Forward thinking about cybersecurity and ransomware starts with backup

Cybercrime has reached unprecedented levels over the years with attacks on industry and infrastructure making headlines.
Government agencies, such as the U.S. Federal Bureau of Investigation (FBI), the United Kingdom’s National Cyber Security Centre (NCSC), and U.S. Cybersecurity and Infrastructure Security Agency (CISA) continue to issue warnings on cybersecurity almost daily. Yet, even as risks and awareness increase, data backup practices are stuck in 2005.

In a sense, this is fine. Regular, comprehensive, verified backups are a gold standard in data protection. If it’s reliable, trusted, and proven — if it’s worked well all these years — why change?

Well, the answer is simple: Ransomware and other cyberattacks are putting added scrutiny on backup systems. Backup practices are not only key to recovery, they’re also key to identifying when an attack has occurred, assessing the impact, and mitigating downtime — or, at least, they should be.

Many organizations aren’t looking at their backups as their first line of defense — instead, they put their faith in real-time security software that scans and identifies malware, viruses, and other threats. But, modern ransomware is sophisticated and can circumvent basic scans and integrity checks. Keep in mind, attackers are no longer individual cybercriminals or disgruntled employees — they’ve become high-tech organizations with big budgets and help desks offering cyberattack-as-a-service (CAaaS).
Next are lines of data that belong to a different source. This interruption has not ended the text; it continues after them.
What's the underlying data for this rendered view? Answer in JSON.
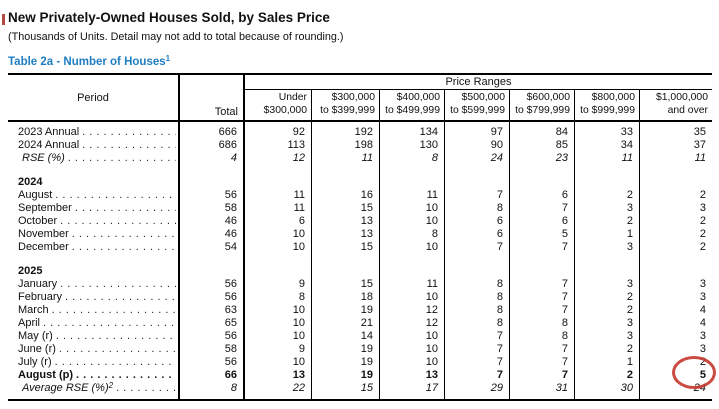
{
  "page": {
    "title": "New Privately-Owned Houses Sold, by Sales Price",
    "subtitle": "(Thousands of Units.  Detail may not add to total because of rounding.)",
    "table_title": "Table 2a - Number of Houses",
    "table_title_sup": "1",
    "colors": {
      "table_title_blue": "#1f7ec2",
      "annotation_red": "#c4372c",
      "title_marker_red": "#b04a42"
    }
  },
  "table": {
    "leader_dots": ". . . . . . . . . . . . . . . . . . . . . . . . . . . . . . . . . . . . . . . . . . . . .",
    "header": {
      "period": "Period",
      "total": "Total",
      "price_ranges": "Price Ranges",
      "columns": [
        {
          "line1": "Under",
          "line2": "$300,000"
        },
        {
          "line1": "$300,000",
          "line2": "to $399,999"
        },
        {
          "line1": "$400,000",
          "line2": "to $499,999"
        },
        {
          "line1": "$500,000",
          "line2": "to $599,999"
        },
        {
          "line1": "$600,000",
          "line2": "to $799,999"
        },
        {
          "line1": "$800,000",
          "line2": "to $999,999"
        },
        {
          "line1": "$1,000,000",
          "line2": "and over"
        }
      ]
    },
    "rows": [
      {
        "type": "data",
        "label": "2023 Annual",
        "values": [
          "666",
          "92",
          "192",
          "134",
          "97",
          "84",
          "33",
          "35"
        ]
      },
      {
        "type": "data",
        "label": "2024 Annual",
        "values": [
          "686",
          "113",
          "198",
          "130",
          "90",
          "85",
          "34",
          "37"
        ]
      },
      {
        "type": "data",
        "style": "italic",
        "label": "RSE (%)",
        "values": [
          "4",
          "12",
          "11",
          "8",
          "24",
          "23",
          "11",
          "11"
        ]
      },
      {
        "type": "group",
        "label": "2024"
      },
      {
        "type": "data",
        "label": "August",
        "values": [
          "56",
          "11",
          "16",
          "11",
          "7",
          "6",
          "2",
          "2"
        ]
      },
      {
        "type": "data",
        "label": "September",
        "values": [
          "58",
          "11",
          "15",
          "10",
          "8",
          "7",
          "3",
          "3"
        ]
      },
      {
        "type": "data",
        "label": "October",
        "values": [
          "46",
          "6",
          "13",
          "10",
          "6",
          "6",
          "2",
          "2"
        ]
      },
      {
        "type": "data",
        "label": "November",
        "values": [
          "46",
          "10",
          "13",
          "8",
          "6",
          "5",
          "1",
          "2"
        ]
      },
      {
        "type": "data",
        "label": "December",
        "values": [
          "54",
          "10",
          "15",
          "10",
          "7",
          "7",
          "3",
          "2"
        ]
      },
      {
        "type": "group",
        "label": "2025"
      },
      {
        "type": "data",
        "label": "January",
        "values": [
          "56",
          "9",
          "15",
          "11",
          "8",
          "7",
          "3",
          "3"
        ]
      },
      {
        "type": "data",
        "label": "February",
        "values": [
          "56",
          "8",
          "18",
          "10",
          "8",
          "7",
          "2",
          "3"
        ]
      },
      {
        "type": "data",
        "label": "March",
        "values": [
          "63",
          "10",
          "19",
          "12",
          "8",
          "7",
          "2",
          "4"
        ]
      },
      {
        "type": "data",
        "label": "April",
        "values": [
          "65",
          "10",
          "21",
          "12",
          "8",
          "8",
          "3",
          "4"
        ]
      },
      {
        "type": "data",
        "label": "May (r)",
        "values": [
          "56",
          "10",
          "14",
          "10",
          "7",
          "8",
          "3",
          "3"
        ]
      },
      {
        "type": "data",
        "label": "June (r)",
        "values": [
          "58",
          "9",
          "19",
          "10",
          "7",
          "7",
          "2",
          "3"
        ]
      },
      {
        "type": "data",
        "label": "July (r)",
        "values": [
          "56",
          "10",
          "19",
          "10",
          "7",
          "7",
          "1",
          "2"
        ]
      },
      {
        "type": "data",
        "style": "bold",
        "label": "August (p)",
        "values": [
          "66",
          "13",
          "19",
          "13",
          "7",
          "7",
          "2",
          "5"
        ]
      },
      {
        "type": "data",
        "style": "italic",
        "label": "Average RSE (%)",
        "sup": "2",
        "values": [
          "8",
          "22",
          "15",
          "17",
          "29",
          "31",
          "30",
          "24"
        ]
      }
    ],
    "annotation": {
      "circled_value": "5",
      "circled_row": "August (p)",
      "circled_column": "$1,000,000 and over"
    }
  }
}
Backup needs to be as sophisticated as the cyber criminals and the attack vectors.

So let’s take a look at backup and recovery in a time of cybercrime.
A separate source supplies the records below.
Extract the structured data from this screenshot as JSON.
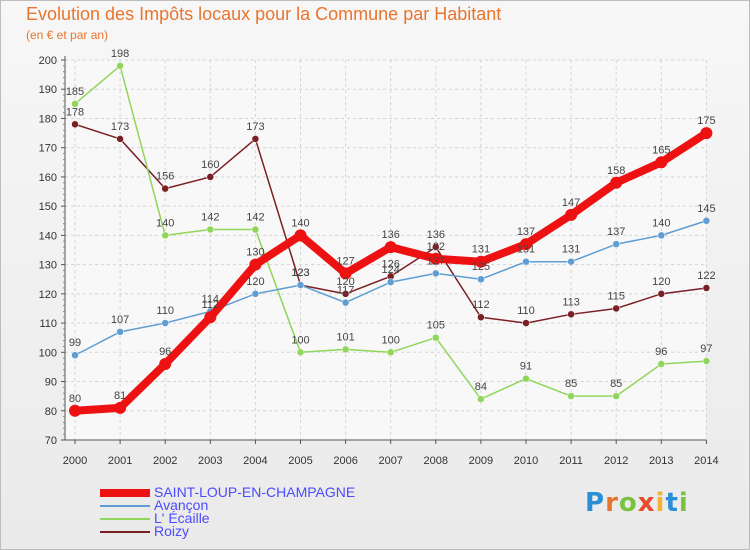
{
  "title": "Evolution des Impôts locaux pour la Commune par Habitant",
  "subtitle": "(en € et par an)",
  "logo": {
    "letters": [
      {
        "ch": "P",
        "color": "#2a8fd6"
      },
      {
        "ch": "r",
        "color": "#e8752e"
      },
      {
        "ch": "o",
        "color": "#7cc242"
      },
      {
        "ch": "x",
        "color": "#e84a2e"
      },
      {
        "ch": "i",
        "color": "#f2b233"
      },
      {
        "ch": "t",
        "color": "#2a8fd6"
      },
      {
        "ch": "i",
        "color": "#7cc242"
      }
    ]
  },
  "chart_data": {
    "type": "line",
    "title": "Evolution des Impôts locaux pour la Commune par Habitant",
    "ylabel": "(en € et par an)",
    "xlabel": "",
    "categories": [
      "2000",
      "2001",
      "2002",
      "2003",
      "2004",
      "2005",
      "2006",
      "2007",
      "2008",
      "2009",
      "2010",
      "2011",
      "2012",
      "2013",
      "2014"
    ],
    "ylim": [
      70,
      200
    ],
    "yticks": [
      70,
      80,
      90,
      100,
      110,
      120,
      130,
      140,
      150,
      160,
      170,
      180,
      190,
      200
    ],
    "grid": true,
    "legend_position": "bottom-left",
    "series": [
      {
        "name": "Roizy",
        "color": "#7a1f24",
        "values": [
          178,
          173,
          156,
          160,
          173,
          123,
          120,
          126,
          136,
          112,
          110,
          113,
          115,
          120,
          122
        ]
      },
      {
        "name": "L' Écaille",
        "color": "#8fd65a",
        "values": [
          185,
          198,
          140,
          142,
          142,
          100,
          101,
          100,
          105,
          84,
          91,
          85,
          85,
          96,
          97
        ]
      },
      {
        "name": "Avançon",
        "color": "#5f9dd2",
        "values": [
          99,
          107,
          110,
          114,
          120,
          123,
          117,
          124,
          127,
          125,
          131,
          131,
          137,
          140,
          145
        ]
      },
      {
        "name": "SAINT-LOUP-EN-CHAMPAGNE",
        "color": "#ee1111",
        "values": [
          80,
          81,
          96,
          112,
          130,
          140,
          127,
          136,
          132,
          131,
          137,
          147,
          158,
          165,
          175
        ]
      }
    ],
    "legend": [
      "SAINT-LOUP-EN-CHAMPAGNE",
      "Avançon",
      "L' Écaille",
      "Roizy"
    ]
  }
}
Strategic approaches include validating data integrity, forensic reporting and diagnostics, and full analytics. The following functions are essential.
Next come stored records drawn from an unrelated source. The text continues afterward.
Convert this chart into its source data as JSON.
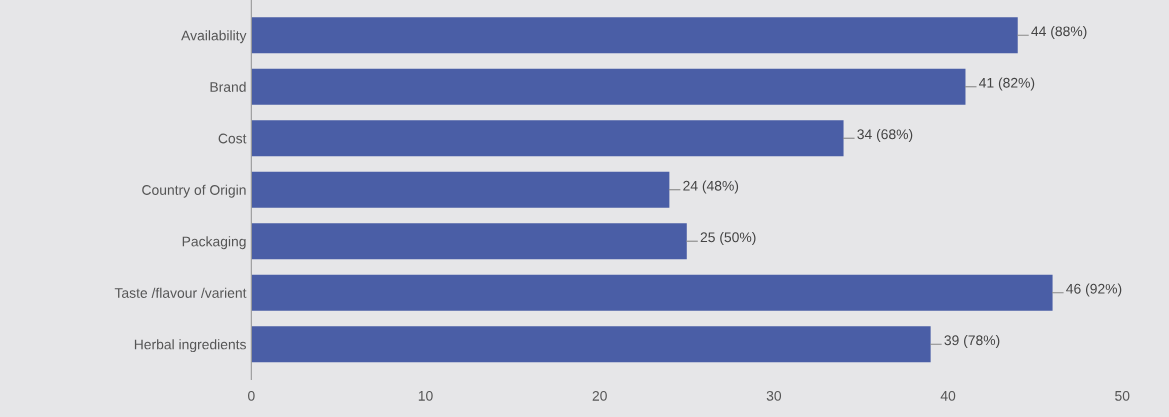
{
  "chart_data": {
    "type": "bar",
    "orientation": "horizontal",
    "categories": [
      "Availability",
      "Brand",
      "Cost",
      "Country of Origin",
      "Packaging",
      "Taste /flavour /varient",
      "Herbal ingredients"
    ],
    "values": [
      44,
      41,
      34,
      24,
      25,
      46,
      39
    ],
    "value_labels": [
      "44 (88%)",
      "41 (82%)",
      "34 (68%)",
      "24 (48%)",
      "25 (50%)",
      "46 (92%)",
      "39 (78%)"
    ],
    "color": "#4a5ea6",
    "xlim": [
      0,
      50
    ],
    "xticks": [
      0,
      10,
      20,
      30,
      40,
      50
    ],
    "grid": false
  }
}
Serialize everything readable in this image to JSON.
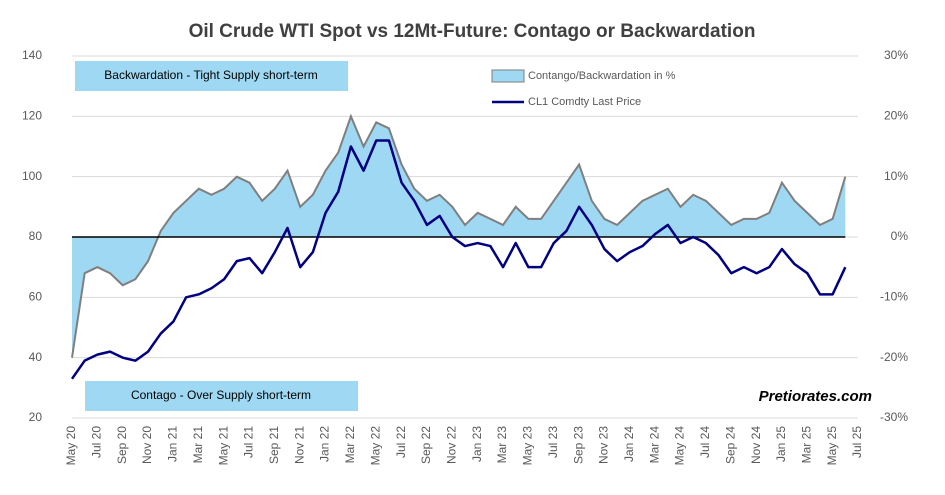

Scan — Cyber protection requires that backups be searched for signs of attack and compromised data, including content (both unstructured files and databases) and core infrastructure. Signs include encrypted data and ransomware as well as mass deletion and slow corruption.

Alert — Administrators should be immediately notified when signs indicate an attack, suspicious behavior, or cyber corruption.

Diagnose — Administrators need to understand the who, what, where, and when of the attack. Post-attack reports and diagnostic details will assist recovery.

Identify the last good backup — The system must find the last known uncorrupted version, so operations return to normal with minimal downtime. Modern data analytics can validate the integrity of all files and databases on the initial scan.

Regardless of the vulnerabilities, the rise in ransomware is putting pressure on enterprises to have a real cyber recovery plan and not depend on their disaster recovery systems. Here are a few outdated practices that are woefully insufficient in the current era of cyberattacks.

Metadata analysis — As ransomware has become far more advanced, solely examining file metadata for signs of attack is no longer reliable. Metadata scanning and analysis can be easily circumvented, not to mention sophisticated corruption also hides inside files and databases.

Two-part scans — Some security products do an initial scan and then send flagged content to the cloud for further analysis. However, sensitive information should not be transmitted to the cloud.

Trusting backups — Always validate backup integrity first. Some strains, like Conti, can shut down backup software entirely. Slow attacks can corrupt data over a long period of time, resulting in companies restoring data that still contains ransomware. Use machine learning analysis to compare data changes over time.

Trusting security — Attacks can circumvent security software by hiding inside virtual machines and cached copies of data, among other methods. The highly destructive Ragnar Locker and WastedLocker evaded traditional security products that scanned disks.

Sadly, many enterprises are not prepared to go into battle because the very systems that are supposed to keep them safe, backed up, and secure are not as effective as they need to be. Surviving a cyberattack today with backup practices from the past is unlikely. Following these suggestions can speed up recovery time and decrease downtime.